3. if you thoughtlessly take an oath [Surely this is thoughtless not unintentional.]
- If you can’t afford a sheep/goat: 2 doves or pigeons is fine. Or if you can’t afford that, a 10th of an ephah of fine flour (minus the oil/incense)… according to a quick search this is about 2.7kgs of flour. An ephah is similar to a bushel. Thanks wikipedia. I know what a bushel is. Now I do, anyway.
- Intentional sin: The Guilt offering…
- bring a perfect ram (of proper value in silver. No skimping)

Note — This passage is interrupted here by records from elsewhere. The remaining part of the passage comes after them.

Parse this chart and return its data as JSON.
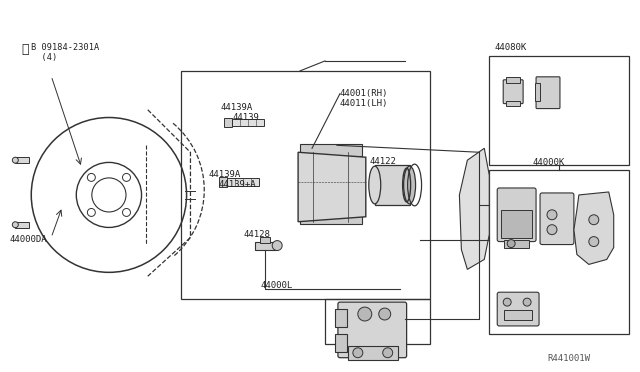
{
  "background_color": "#ffffff",
  "line_color": "#333333",
  "text_color": "#222222",
  "fig_width": 6.4,
  "fig_height": 3.72,
  "dpi": 100,
  "watermark": "R441001W",
  "parts": {
    "bolt_circle_1": "B 09184-2301A",
    "bolt_circle_2": "  (4)",
    "rotor_label": "44000DA",
    "caliper_assy_rh": "44001(RH)",
    "caliper_assy_lh": "44011(LH)",
    "slide_pin_upper_a": "44139A",
    "slide_pin": "44139",
    "slide_pin_lower_a": "44139A",
    "slide_pin_plus": "44139+A",
    "piston": "44122",
    "bleeder": "44128",
    "caliper_sub": "44000L",
    "pad_kit": "44080K",
    "pad_label": "44000K"
  }
}
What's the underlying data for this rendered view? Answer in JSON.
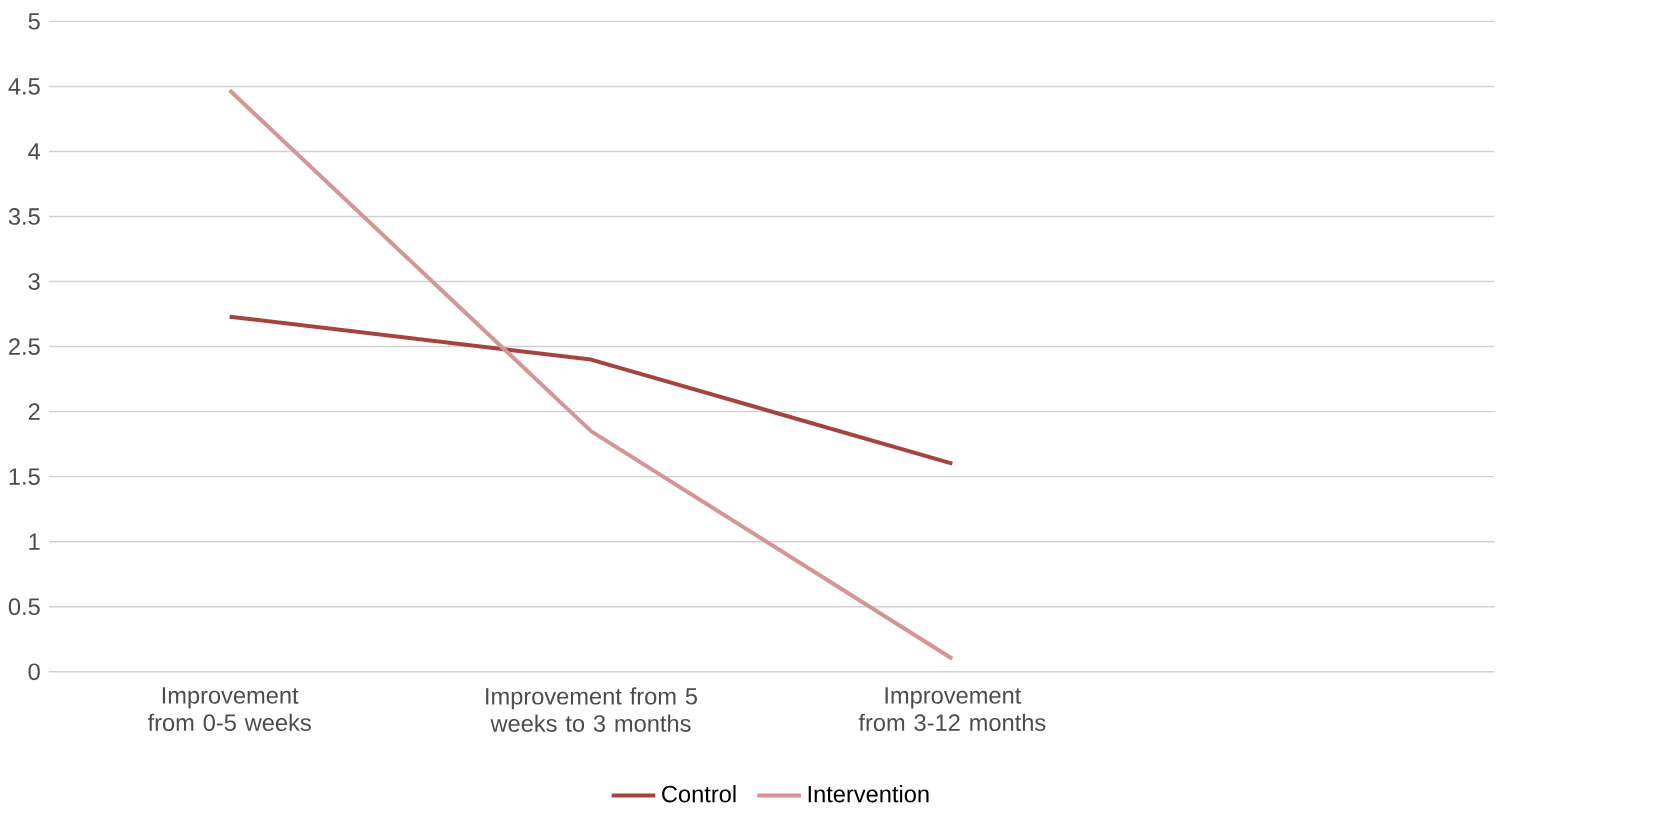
{
  "chart_data": {
    "type": "line",
    "categories": [
      "Improvement from 0-5 weeks",
      "Improvement from 5 weeks to 3 months",
      "Improvement from 3-12 months",
      null
    ],
    "series": [
      {
        "name": "Control",
        "color": "#a5443f",
        "values": [
          2.73,
          2.4,
          1.6,
          null
        ]
      },
      {
        "name": "Intervention",
        "color": "#d49594",
        "values": [
          4.47,
          1.85,
          0.1,
          null
        ]
      }
    ],
    "ylim": [
      0,
      5
    ],
    "yticks": [
      0,
      0.5,
      1,
      1.5,
      2,
      2.5,
      3,
      3.5,
      4,
      4.5,
      5
    ],
    "grid": "y",
    "legend": "bottom"
  }
}
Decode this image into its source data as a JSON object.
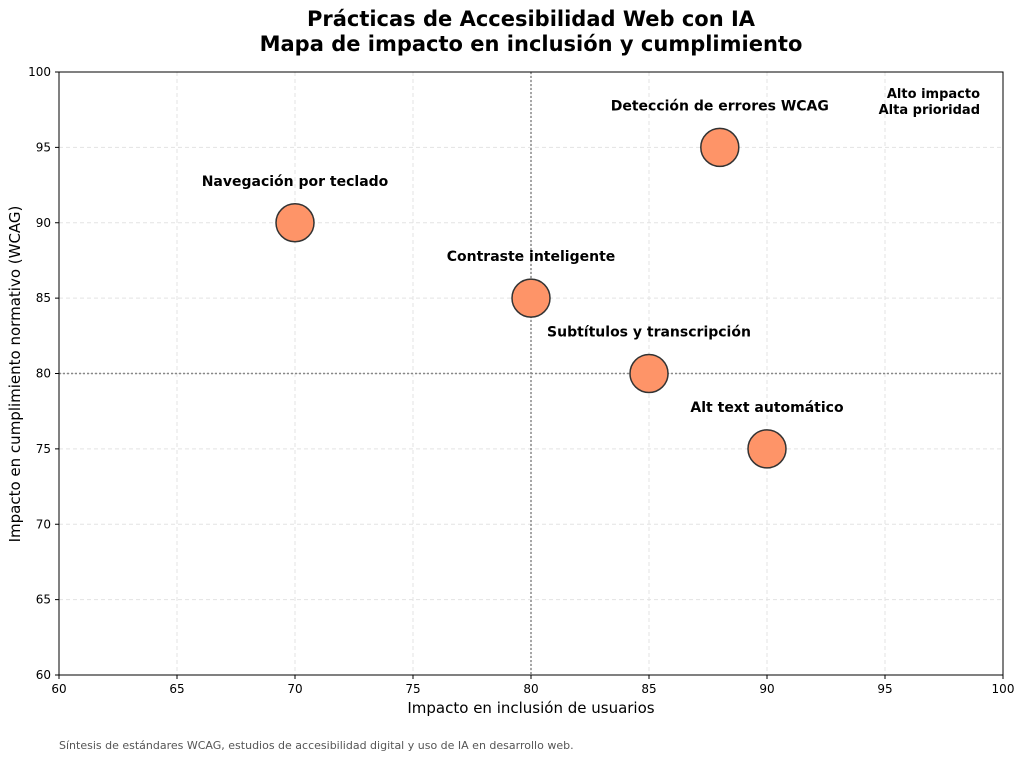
{
  "chart_data": {
    "type": "scatter",
    "title": "Prácticas de Accesibilidad Web con IA",
    "subtitle": "Mapa de impacto en inclusión y cumplimiento",
    "xlabel": "Impacto en inclusión de usuarios",
    "ylabel": "Impacto en cumplimiento normativo (WCAG)",
    "xlim": [
      60,
      100
    ],
    "ylim": [
      60,
      100
    ],
    "xticks": [
      60,
      65,
      70,
      75,
      80,
      85,
      90,
      95,
      100
    ],
    "yticks": [
      60,
      65,
      70,
      75,
      80,
      85,
      90,
      95,
      100
    ],
    "grid": true,
    "reference_lines": {
      "x": 80,
      "y": 80
    },
    "points": [
      {
        "label": "Navegación por teclado",
        "x": 70,
        "y": 90
      },
      {
        "label": "Detección de errores WCAG",
        "x": 88,
        "y": 95
      },
      {
        "label": "Contraste inteligente",
        "x": 80,
        "y": 85
      },
      {
        "label": "Subtítulos y transcripción",
        "x": 85,
        "y": 80
      },
      {
        "label": "Alt text automático",
        "x": 90,
        "y": 75
      }
    ],
    "annotation": [
      "Alto impacto",
      "Alta prioridad"
    ],
    "marker_color": "#fe9468",
    "marker_edge_color": "#333333",
    "source_note": "Síntesis de estándares WCAG, estudios de accesibilidad digital y uso de IA en desarrollo web."
  }
}
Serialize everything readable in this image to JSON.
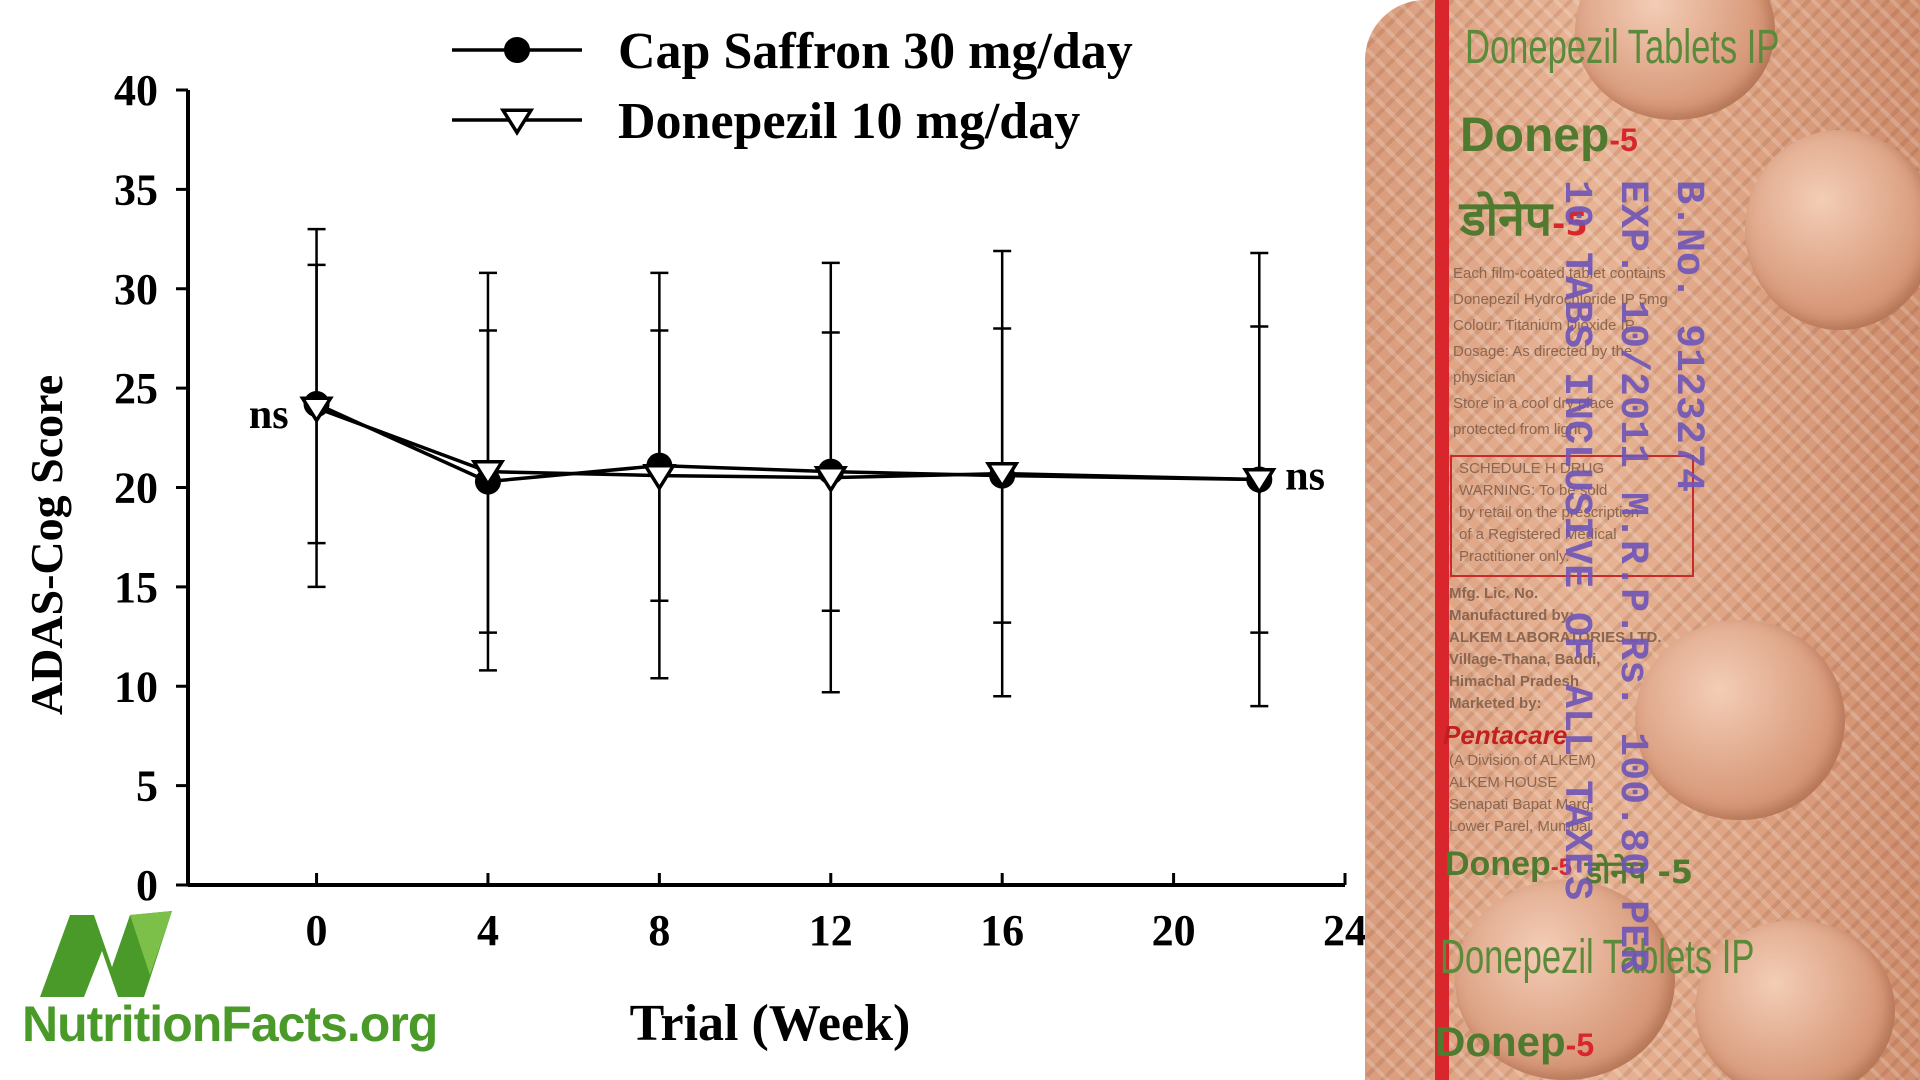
{
  "chart_data": {
    "type": "line",
    "title": "",
    "xlabel": "Trial (Week)",
    "ylabel": "ADAS-Cog Score",
    "xlim": [
      -3,
      24
    ],
    "ylim": [
      0,
      40
    ],
    "x_ticks": [
      0,
      4,
      8,
      12,
      16,
      20,
      24
    ],
    "y_ticks": [
      0,
      5,
      10,
      15,
      20,
      25,
      30,
      35,
      40
    ],
    "grid": false,
    "legend_position": "top",
    "series": [
      {
        "name": "Cap Saffron 30 mg/day",
        "marker": "filled-circle",
        "points": [
          {
            "x": 0,
            "y": 24.2,
            "err": 7.0
          },
          {
            "x": 4,
            "y": 20.3,
            "err": 7.6
          },
          {
            "x": 8,
            "y": 21.1,
            "err": 6.8
          },
          {
            "x": 12,
            "y": 20.8,
            "err": 7.0
          },
          {
            "x": 16,
            "y": 20.6,
            "err": 7.4
          },
          {
            "x": 22,
            "y": 20.4,
            "err": 7.7
          }
        ]
      },
      {
        "name": "Donepezil 10 mg/day",
        "marker": "open-triangle-down",
        "points": [
          {
            "x": 0,
            "y": 24.0,
            "err": 9.0
          },
          {
            "x": 4,
            "y": 20.8,
            "err": 10.0
          },
          {
            "x": 8,
            "y": 20.6,
            "err": 10.2
          },
          {
            "x": 12,
            "y": 20.5,
            "err": 10.8
          },
          {
            "x": 16,
            "y": 20.7,
            "err": 11.2
          },
          {
            "x": 22,
            "y": 20.4,
            "err": 11.4
          }
        ]
      }
    ],
    "annotations": [
      {
        "text": "ns",
        "x": 0,
        "y": 23.7,
        "side": "left"
      },
      {
        "text": "ns",
        "x": 22,
        "y": 20.6,
        "side": "right"
      }
    ]
  },
  "logo": {
    "text": "NutritionFacts.org",
    "color": "#4a9a2a"
  },
  "pack": {
    "generic_top": "Donepezil Tablets IP",
    "brand_top": "Donep",
    "brand_num": "-5",
    "hindi_name": "डोनेप",
    "hindi_num": "-5",
    "lines": [
      "Each film-coated tablet contains",
      "Donepezil Hydrochloride IP 5mg",
      "Colour: Titanium Dioxide IP",
      "Dosage: As directed by the",
      "physician",
      "Store in a cool dry place",
      "protected from light"
    ],
    "schedule_lines": [
      "SCHEDULE H DRUG",
      "WARNING: To be sold",
      "by retail on the prescription",
      "of a Registered Medical",
      "Practitioner only."
    ],
    "maker_lines": [
      "Mfg. Lic. No.",
      "Manufactured by:",
      "ALKEM LABORATORIES LTD.",
      "Village-Thana, Baddi,",
      "Himachal Pradesh",
      "Marketed by:"
    ],
    "marketer": "Pentacare",
    "marketer_lines": [
      "(A Division of ALKEM)",
      "ALKEM HOUSE",
      "Senapati Bapat Marg,",
      "Lower Parel, Mumbai"
    ],
    "brand_bottom": "Donep",
    "brand_bottom_num": "-5",
    "hindi_bottom": "डोनेप -5",
    "generic_bottom": "Donepezil Tablets IP",
    "brand_last": "Donep",
    "brand_last_num": "-5",
    "stamp_lines": [
      "B.No. 9123274",
      "EXP. 10/2011   M.R.P.Rs. 100.80 PER",
      "10 TABS INCLUSIVE OF ALL TAXES"
    ]
  }
}
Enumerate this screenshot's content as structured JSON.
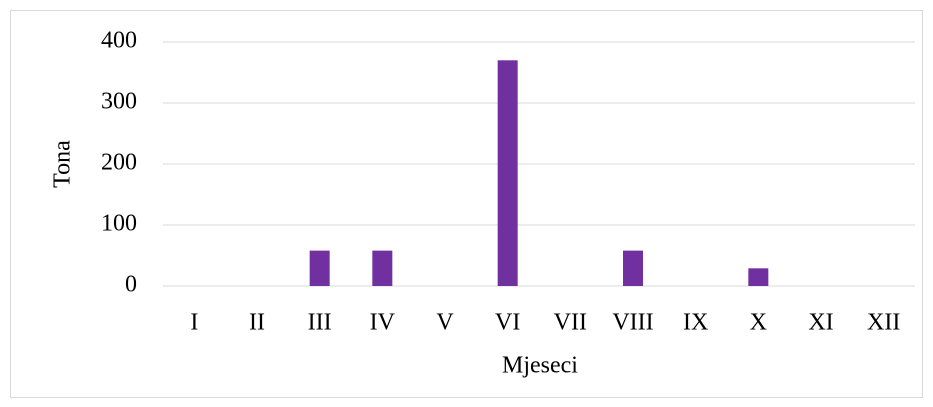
{
  "chart_data": {
    "type": "bar",
    "categories": [
      "I",
      "II",
      "III",
      "IV",
      "V",
      "VI",
      "VII",
      "VIII",
      "IX",
      "X",
      "XI",
      "XII"
    ],
    "values": [
      0,
      0,
      58,
      58,
      0,
      370,
      0,
      58,
      0,
      29,
      0,
      0
    ],
    "color": "#7030a0",
    "ylim": [
      0,
      400
    ],
    "yticks": [
      0,
      100,
      200,
      300,
      400
    ],
    "grid": true,
    "x_label": "Mjeseci",
    "y_label": "Tona"
  }
}
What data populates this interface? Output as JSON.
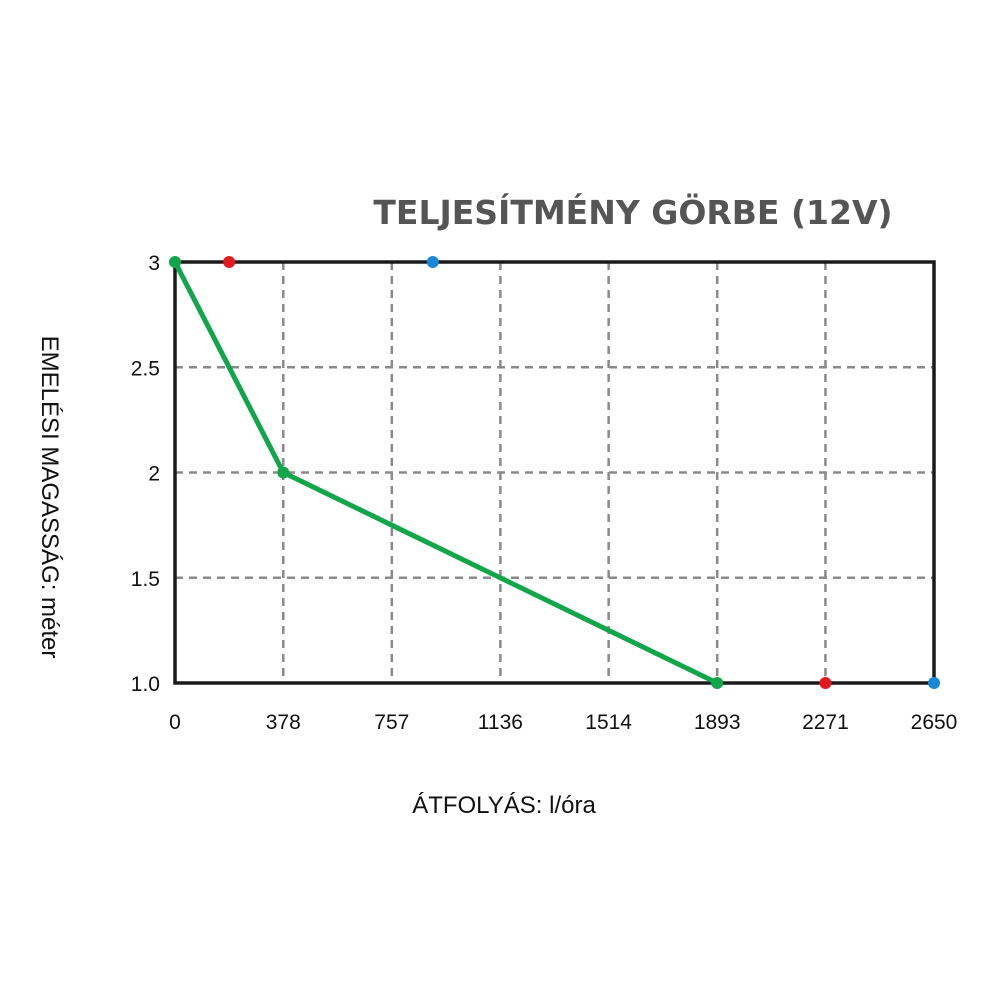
{
  "chart_data": {
    "type": "line",
    "title": "TELJESÍTMÉNY GÖRBE (12V)",
    "xlabel": "ÁTFOLYÁS: l/óra",
    "ylabel": "EMELÉSI MAGASSÁG: méter",
    "x_ticks": [
      "0",
      "378",
      "757",
      "1136",
      "1514",
      "1893",
      "2271",
      "2650"
    ],
    "y_ticks": [
      "1.0",
      "1.5",
      "2",
      "2.5",
      "3"
    ],
    "xlim": [
      0,
      2650
    ],
    "ylim": [
      1.0,
      3.0
    ],
    "grid": true,
    "series": [
      {
        "color": "#12a64a",
        "x": [
          0,
          378,
          1893
        ],
        "y": [
          3,
          2,
          1.0
        ]
      }
    ],
    "markers": [
      {
        "color": "#e3191f",
        "x": 189,
        "y": 3
      },
      {
        "color": "#1887d6",
        "x": 900,
        "y": 3
      },
      {
        "color": "#e3191f",
        "x": 2271,
        "y": 1.0
      },
      {
        "color": "#1887d6",
        "x": 2650,
        "y": 1.0
      }
    ]
  }
}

- make restitution for offenses + 1/5 of value goes to priest to make atonement. In chapter 6 it lists some offenses and says the 1/5 of value goes to the person wronged on the day you make the guilt offering.
- then it says:
““If anyone sins and does what is forbidden in any of the LORD’s commands, even though they do not know it, they are guilty and will be held responsible. 18 They are to bring to the priest as a guilt offering a ram from the flock, one without defect and of the proper value. In this way the priest will make atonement for them for the wrong they have committed unintentionally, and they will be forgiven. 19 It is a guilt offering; they have been guilty of[e] wrongdoing against the LORD.””
So, I guess the guilt offering is not so much for intentional sin as for offenses against God – which covers all intentional sin and any unintentional sin against God… but surely all sin is against God. Isn’t that the/a definition of sin? Anyone else a little baffled?
Anyone else wondering how much it really matters if I understand this? I’m already feeling pretty thankful that I am free from this particular rule book. Is my time/mind better spent trying to fathom other wonders/aspects of God?
- chapter 7 adds: slaughter where the burnt offering is slaughtered. Burn all the fat, kidneys and liver. All male priests can eat it (meat and grain offerings), in a holy place. Offerings are “most holy”. The same goes for sin/guilt offerings. The priest is allowed to keep the animal’s hide.